HDF5 Group Overhead: Measuring the Cost of a Million Groups

📦 The Problem

On [HDF5 forum][1], a user posed a question many developers eventually run into:

"We want to serialize an object tree into HDF5, where every object becomes a group. But group overhead seems large. Why is my 5 MB dataset now 120 MB?"

That’s a fair question. And we set out to quantify it.

⚙️ Experimental Setup

We generated 1 million unique group names using h5::utils::get_test_data<std::string>(N), then created an HDF5 group for each name at the root level of an HDF5 file using H5CPP.

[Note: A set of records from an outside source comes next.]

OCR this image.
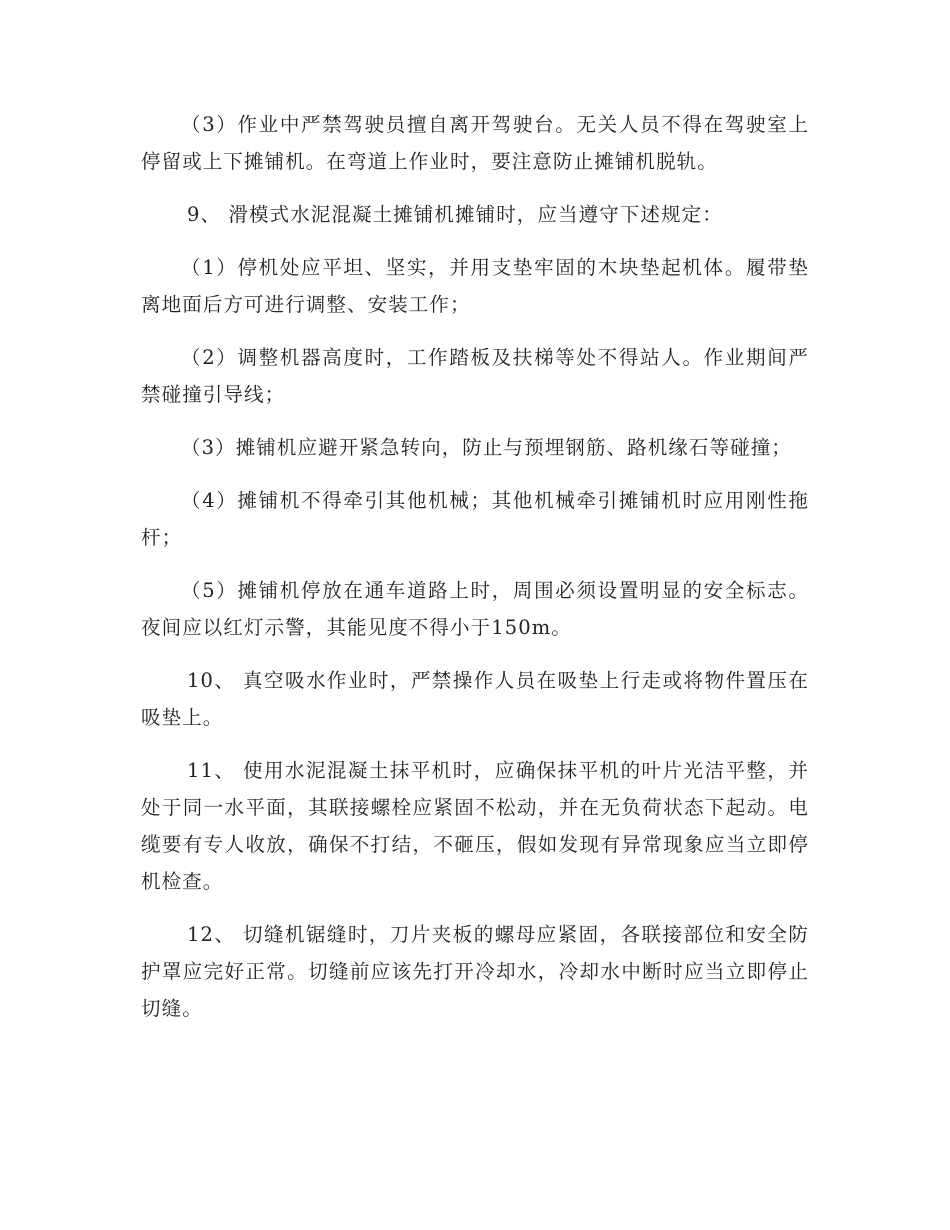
（3）作业中严禁驾驶员擅自离开驾驶台。无关人员不得在驾驶室上停留或上下摊铺机。在弯道上作业时，要注意防止摊铺机脱轨。

9、 滑模式水泥混凝土摊铺机摊铺时，应当遵守下述规定：

（1）停机处应平坦、坚实，并用支垫牢固的木块垫起机体。履带垫离地面后方可进行调整、安装工作；

（2）调整机器高度时，工作踏板及扶梯等处不得站人。作业期间严禁碰撞引导线；

（3）摊铺机应避开紧急转向，防止与预埋钢筋、路机缘石等碰撞；

（4）摊铺机不得牵引其他机械；其他机械牵引摊铺机时应用刚性拖杆；

（5）摊铺机停放在通车道路上时，周围必须设置明显的安全标志。夜间应以红灯示警，其能见度不得小于150m。

10、 真空吸水作业时，严禁操作人员在吸垫上行走或将物件置压在吸垫上。

11、 使用水泥混凝土抹平机时，应确保抹平机的叶片光洁平整，并处于同一水平面，其联接螺栓应紧固不松动，并在无负荷状态下起动。电缆要有专人收放，确保不打结，不砸压，假如发现有异常现象应当立即停机检查。

12、 切缝机锯缝时，刀片夹板的螺母应紧固，各联接部位和安全防护罩应完好正常。切缝前应该先打开冷却水，冷却水中断时应当立即停止切缝。
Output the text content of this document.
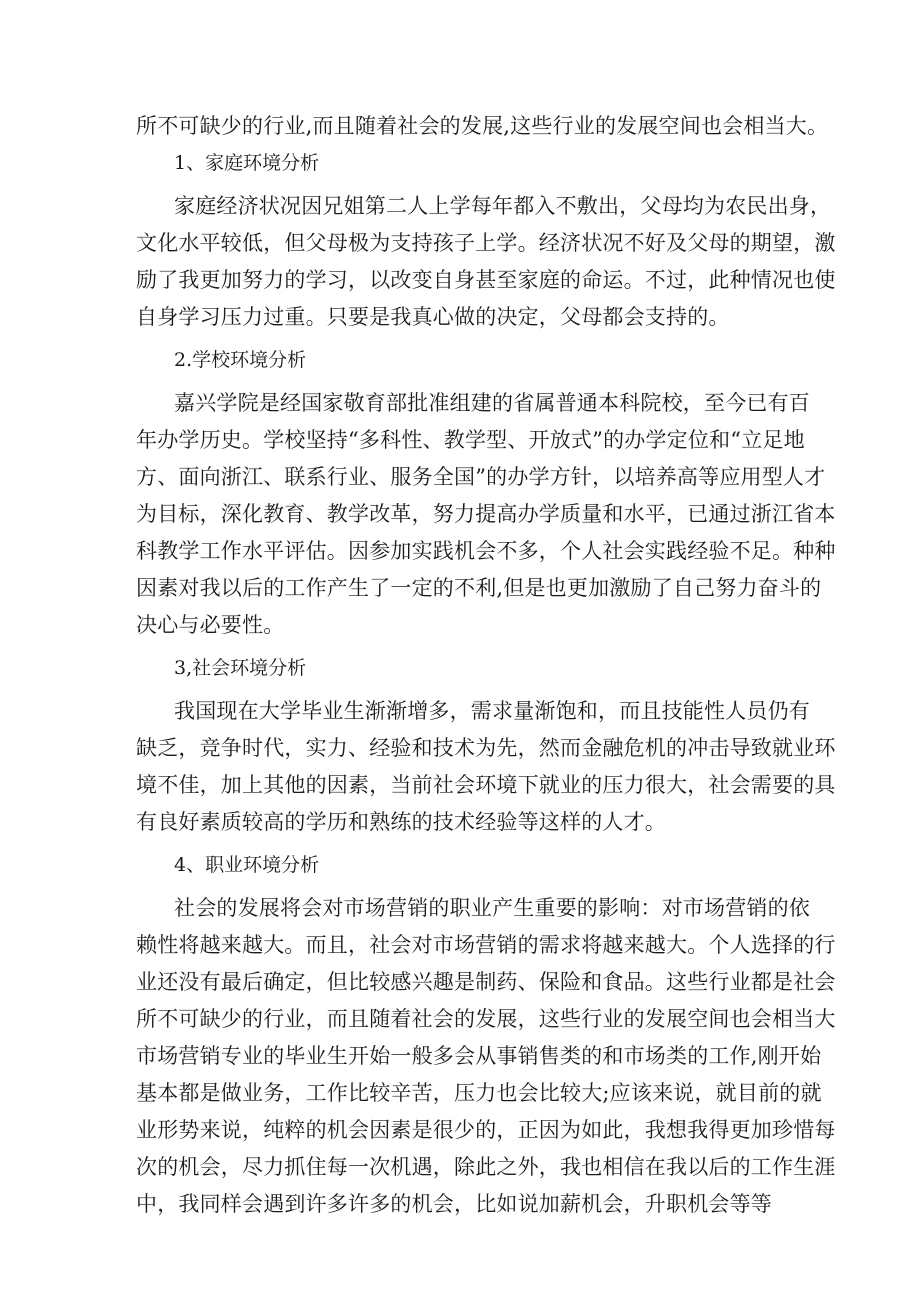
所不可缺少的行业,而且随着社会的发展,这些行业的发展空间也会相当大。
1、家庭环境分析
家庭经济状况因兄姐第二人上学每年都入不敷出，父母均为农民出身，
文化水平较低，但父母极为支持孩子上学。经济状况不好及父母的期望，激
励了我更加努力的学习，以改变自身甚至家庭的命运。不过，此种情况也使
自身学习压力过重。只要是我真心做的决定，父母都会支持的。
2.学校环境分析
嘉兴学院是经国家敬育部批准组建的省属普通本科院校，至今已有百
年办学历史。学校坚持“多科性、教学型、开放式”的办学定位和“立足地
方、面向浙江、联系行业、服务全国”的办学方针，以培养高等应用型人才
为目标，深化教育、教学改革，努力提高办学质量和水平，已通过浙江省本
科教学工作水平评估。因参加实践机会不多，个人社会实践经验不足。种种
因素对我以后的工作产生了一定的不利,但是也更加激励了自己努力奋斗的
决心与必要性。
3,社会环境分析
我国现在大学毕业生渐渐增多，需求量渐饱和，而且技能性人员仍有
缺乏，竞争时代，实力、经验和技术为先，然而金融危机的冲击导致就业环
境不佳，加上其他的因素，当前社会环境下就业的压力很大，社会需要的具
有良好素质较高的学历和熟练的技术经验等这样的人才。
4、职业环境分析
社会的发展将会对市场营销的职业产生重要的影响：对市场营销的依
赖性将越来越大。而且，社会对市场营销的需求将越来越大。个人选择的行
业还没有最后确定，但比较感兴趣是制药、保险和食品。这些行业都是社会
所不可缺少的行业，而且随着社会的发展，这些行业的发展空间也会相当大
市场营销专业的毕业生开始一般多会从事销售类的和市场类的工作,刚开始
基本都是做业务，工作比较辛苦，压力也会比较大;应该来说，就目前的就
业形势来说，纯粹的机会因素是很少的，正因为如此，我想我得更加珍惜每
次的机会，尽力抓住每一次机遇，除此之外，我也相信在我以后的工作生涯
中，我同样会遇到许多许多的机会，比如说加薪机会，升职机会等等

for (size_t n = 0; n < N; n++)
    h5::gr_t{H5Gcreate(root, names[n].data(), H5P_DEFAULT, H5P_DEFAULT, H5P_DEFAULT)};

We measured:

Total HDF5 file size on disk
Total size of the strings used
Net overhead from metadata alone

📊 Results

Total file size      :  79,447,104 bytes (~77MB)
Total string payload :   1,749,862 bytes
---------------------------------------------
Net metadata overhead: ~77MB

Average per group    : ~776 bytes

Yep. Each group costs roughly 776 bytes, even when it contains no datasets or attributes.

📈 Visual Summary

Entry Count	File Size	Payload Size	Overhead	Avg/Group
1,000,000	77.94 MB	1.75 MB	~76.2 MB	~776 B

🧠 Why So Expensive?

HDF5 groups are not just simple folders—they are implemented using B-trees and heaps. Each group object has:

A header
Link messages
Heap storage for names
Possibly indexed storage for lookup

This structure scales well for access, but incurs overhead for each group created.

🛠 Can Compression Help?

No. Compression applies to datasets, not group metadata. Metadata (including group structures) is stored in an uncompressed format by default.

💡 Recommendations

Avoid deep or wide group hierarchies with many small entries
If representing an object tree:
Consider flat structures with table-like metadata
Store object metadata as compound datasets or attributes
If you're tracking time-series or per-sample metadata:
Store as datasets with indexing, not groups

🔚 Final Thoughts

HDF5 is flexible—but that flexibility has a price when misapplied. Using groups to represent every atomic item or configuration object results in significant metadata bloat.

Use them judiciously. Use datasets liberally.